De vez en cuando debemos volver sobre aquella falacia, existente en los ambientes derechistas, que trata de confrontar dialécticamente las políticas desplegadas en la época de la dictadura franquista con las políticas llevadas a cabo en el actual régimen juanquista-felipista del 78 (exacerbadas en estos últimos años con ocasión de la llamada «Agenda 2030»). El núcleo esencial de la dicotomía que se pretende establecer entre ambas se sitúa en el supuesto carácter «libre y nacional» y «orientado al bien común» de las primeras, frente a la naturaleza «forzada e impuesta desde el exterior» y encaminada a buscar «el mal de los españoles» en favor de intereses extraños de las segundas. No cabe en la cabeza de aquellos católicos nominales que asumen este planteamiento (y a los que principalmente queremos dirigir estas líneas) la posibilidad de que las políticas del período franquista pudieran estar, en última instancia, gobernadas por esta misma segunda descripción, conduciendo los caminos de la vida española básicamente por los mismos derroteros que la guían actualmente, dentro de un único y común proceso unitario (que no difiere sustancialmente, por lo demás, al que han sufrido paralelamente los demás países de nuestro entorno occidental, aunque con un especial ensañamiento –no dejamos de reconocerlo– en el caso español). A muchos de estos católicos quizás les pueda sorprender a primera vista estas afirmaciones nuestras, pero es la conclusión lógica que se desprende si atendemos al balance final de la realidad social dejada por la dictadura franquista antes de su subsiguiente y accesoria reforma hacia el actual sistema constitucional.

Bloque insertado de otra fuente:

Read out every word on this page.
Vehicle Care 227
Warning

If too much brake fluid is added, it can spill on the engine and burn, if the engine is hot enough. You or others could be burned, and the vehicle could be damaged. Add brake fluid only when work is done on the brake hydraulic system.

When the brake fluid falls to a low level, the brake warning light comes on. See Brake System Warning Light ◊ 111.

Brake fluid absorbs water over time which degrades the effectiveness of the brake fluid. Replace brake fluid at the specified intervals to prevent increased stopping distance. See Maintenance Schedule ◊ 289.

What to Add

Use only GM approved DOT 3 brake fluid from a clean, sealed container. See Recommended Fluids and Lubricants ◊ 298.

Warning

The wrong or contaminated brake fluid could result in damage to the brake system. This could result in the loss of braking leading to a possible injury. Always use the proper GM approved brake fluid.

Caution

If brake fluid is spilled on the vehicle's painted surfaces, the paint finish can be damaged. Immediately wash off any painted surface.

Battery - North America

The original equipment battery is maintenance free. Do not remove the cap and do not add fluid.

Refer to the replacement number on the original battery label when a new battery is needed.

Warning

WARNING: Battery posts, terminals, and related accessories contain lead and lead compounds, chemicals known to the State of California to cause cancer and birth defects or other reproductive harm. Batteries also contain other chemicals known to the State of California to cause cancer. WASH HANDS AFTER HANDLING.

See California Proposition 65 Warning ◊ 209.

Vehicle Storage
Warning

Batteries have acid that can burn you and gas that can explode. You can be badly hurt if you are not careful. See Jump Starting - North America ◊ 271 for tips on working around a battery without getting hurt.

Para convencernos de ello, nos bastará con citar dos análisis sucintos de la situación producida elaborados hacia el término de dicho régimen desde dos posicionamientos distintos: uno críticamente desfavorable, proveniente de una publicación no precisamente desafecta al franquismo, pero que a la sazón se encontraba en una postura de «oposición interna» al aparato oficial del mismo; y otro, de juicio favorable, procedente de un hombre «de la situación», funcionario político del Estado franquista. El primer análisis se debe al publicista católico Julián Gil de Sagredo y apareció en el nº de 5 de Enero de 1974 del semanario Fuerza Nueva. Llevaba un elocuente subtítulo: «Porqués del divorcio entre la Tradición y el Estado actual (en la práctica)». La palabra «Tradición» se podría sustituir perfectamente por la expresión más clara de «Doctrina Social de la Iglesia» sin que por ello variara fundamentalmente un ápice el sentido de todo su artículo.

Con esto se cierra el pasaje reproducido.